Saturday, August 24, 2019

No country for dead sharks

Eeks - the week has got away from me.  Runners Tuesday, Wednesday and Thursday; and on Friday I made a rare excursion to a race-meeting (York) at which I didn't have a runner.  A lunch invitation on one of the days of the Ebor Meeting was too great a gift horse to look in the mouth (and I write that as some who was lucky enough to receive an invitation to lunch on the final day of Royal Ascot this year but stayed at home to work a full morning and afternoon stables and to watch the races on TV when I could instead) which was great - but it meant that Tuesday (Brighton, Roy), Wednesday (Bath, Hope Is High), Thursday (Leicester evening racing, Konigin) and Friday (York) all saw me away from home - so I'm now exhausted, under pressure, and blog-less.

Brighton was a bit disappointing.  Roy's run at Windsor had suggested that he'd be competitive when he went back to Brighton, but he wasn't.  But, in fairness, the race at Windsor had been probably unique in being a middle-distance race at Windsor in the 21st century run at a fierce tempo; whereas at Brighton the race was run more sedately than is often the case there.  Bath was great, though: Hope had run well to be fifth first up at Sandown and stepped up from that to finish third, beaten half a length and a head behind the odds-on favourite.

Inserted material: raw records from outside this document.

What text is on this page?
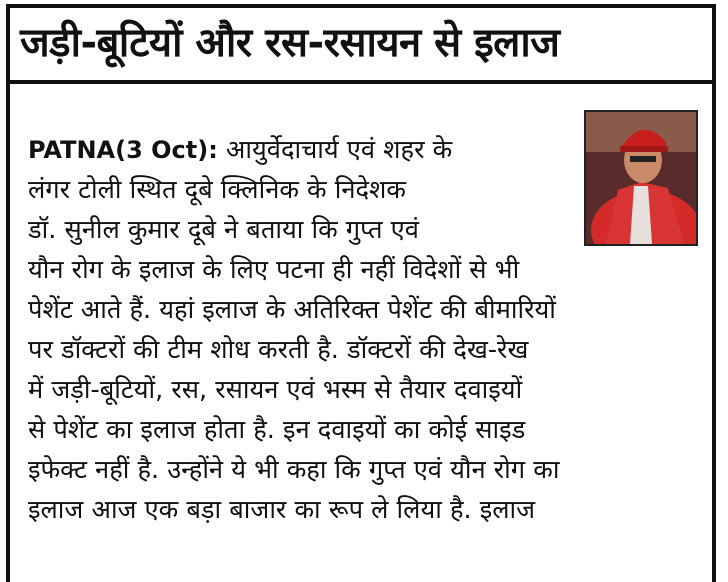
जड़ी-बूटियों और रस-रसायन से इलाज
PATNA(3 Oct): आयुर्वेदाचार्य एवं शहर के
लंगर टोली स्थित दूबे क्लिनिक के निदेशक
डॉ. सुनील कुमार दूबे ने बताया कि गुप्त एवं
यौन रोग के इलाज के लिए पटना ही नहीं विदेशों से भी
पेशेंट आते हैं. यहां इलाज के अतिरिक्त पेशेंट की बीमारियों
पर डॉक्टरों की टीम शोध करती है. डॉक्टरों की देख-रेख
में जड़ी-बूटियों, रस, रसायन एवं भस्म से तैयार दवाइयों
से पेशेंट का इलाज होता है. इन दवाइयों का कोई साइड
इफेक्ट नहीं है. उन्होंने ये भी कहा कि गुप्त एवं यौन रोग का
इलाज आज एक बड़ा बाजार का रूप ले लिया है. इलाज
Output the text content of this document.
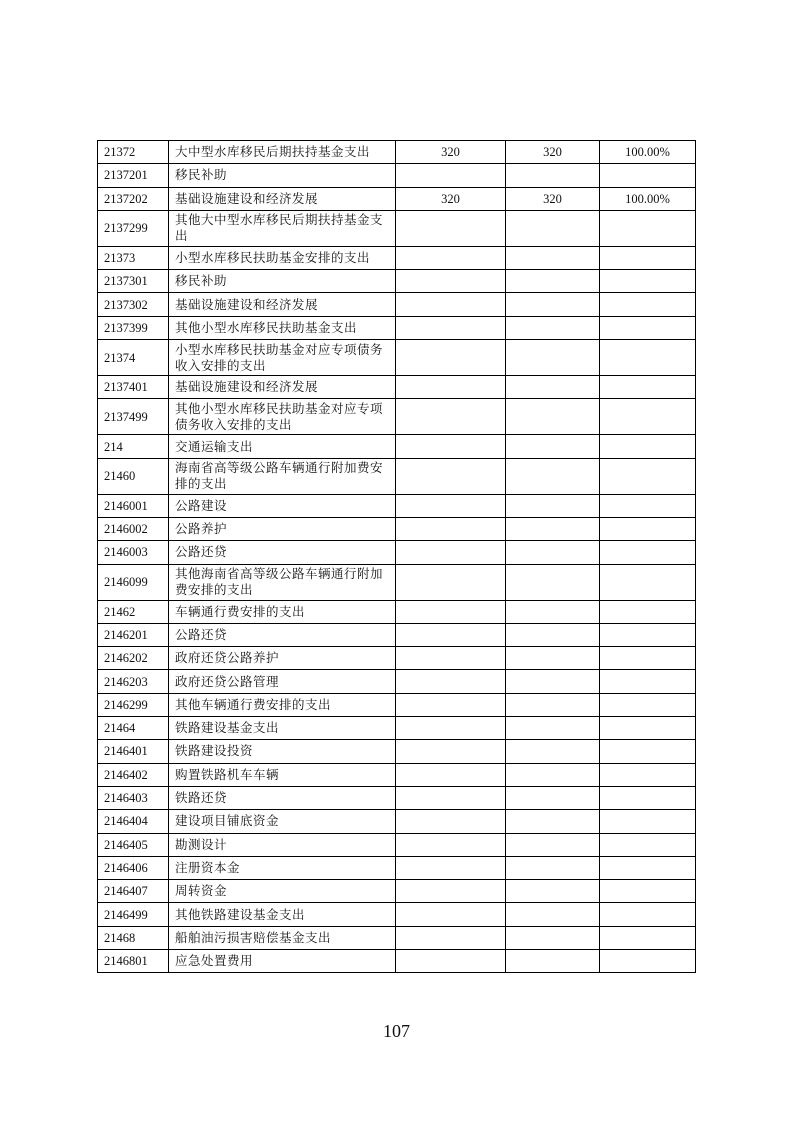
21372	大中型水库移民后期扶持基金支出	320	320	100.00%
2137201	移民补助			
2137202	基础设施建设和经济发展	320	320	100.00%
2137299	其他大中型水库移民后期扶持基金支出			
21373	小型水库移民扶助基金安排的支出			
2137301	移民补助			
2137302	基础设施建设和经济发展			
2137399	其他小型水库移民扶助基金支出			
21374	小型水库移民扶助基金对应专项债务收入安排的支出			
2137401	基础设施建设和经济发展			
2137499	其他小型水库移民扶助基金对应专项债务收入安排的支出			
214	交通运输支出			
21460	海南省高等级公路车辆通行附加费安排的支出			
2146001	公路建设			
2146002	公路养护			
2146003	公路还贷			
2146099	其他海南省高等级公路车辆通行附加费安排的支出			
21462	车辆通行费安排的支出			
2146201	公路还贷			
2146202	政府还贷公路养护			
2146203	政府还贷公路管理			
2146299	其他车辆通行费安排的支出			
21464	铁路建设基金支出			
2146401	铁路建设投资			
2146402	购置铁路机车车辆			
2146403	铁路还贷			
2146404	建设项目铺底资金			
2146405	勘测设计			
2146406	注册资本金			
2146407	周转资金			
2146499	其他铁路建设基金支出			
21468	船舶油污损害赔偿基金支出			
2146801	应急处置费用			
107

Leicester was a blow, though.  Konigin does have a mind of her own, but she had done everything right when third at Yarmouth third up.  She had done everything right at home since then, and did everything right in the preliminaries on Thursday.  Once she got down to the start, however, it was a very different story.  She very nearly didn't go into the stalls, and when she came out she never picked up her bridle.  She finished fifth of eight, but that flattered her: she was a well-beaten fifth who never looked like taking a hand in the finish at any stage of the race. And then, to rub salt into the wounds, the A14 was shut in two places on the way home.  Leicester is 80 miles away.  It took 160 minutes to come home.  Average of 30 mph when it's dual-carriageways all the way.  Ran at 7.00.  Left at 8.00.   Home at 10.40.  Back in the house just after midnight.  Ugghh!

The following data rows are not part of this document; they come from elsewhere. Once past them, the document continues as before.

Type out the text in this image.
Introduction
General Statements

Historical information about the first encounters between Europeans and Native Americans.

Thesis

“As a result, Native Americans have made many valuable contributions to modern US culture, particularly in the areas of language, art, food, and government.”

But, as ever, we pick ourselves up and move on.  In particular we move on to tomorrow, when The Simple Truth (ie two-year-old gelding by Rajsaman ex Minnie's Mystery) makes his debut in the first race at Goodwood.  I'd guess that, by making his debut in August, he'll find himself the earliest two-year-old runner I've had this century.  I generally find that our debutants fare less well than I'm expecting (ie hoping) and I'd imagine that it will be more of the same tomorrow.  And he's sure to be the complete outsider.  But I hope that we'll find some encouragement in the debut.  And after that we'll head to Bath on Tuesday.  We're like sharks (and, according to Woody Allen, relationships): we have to keep moving.  We don't want a dead shark on our hands.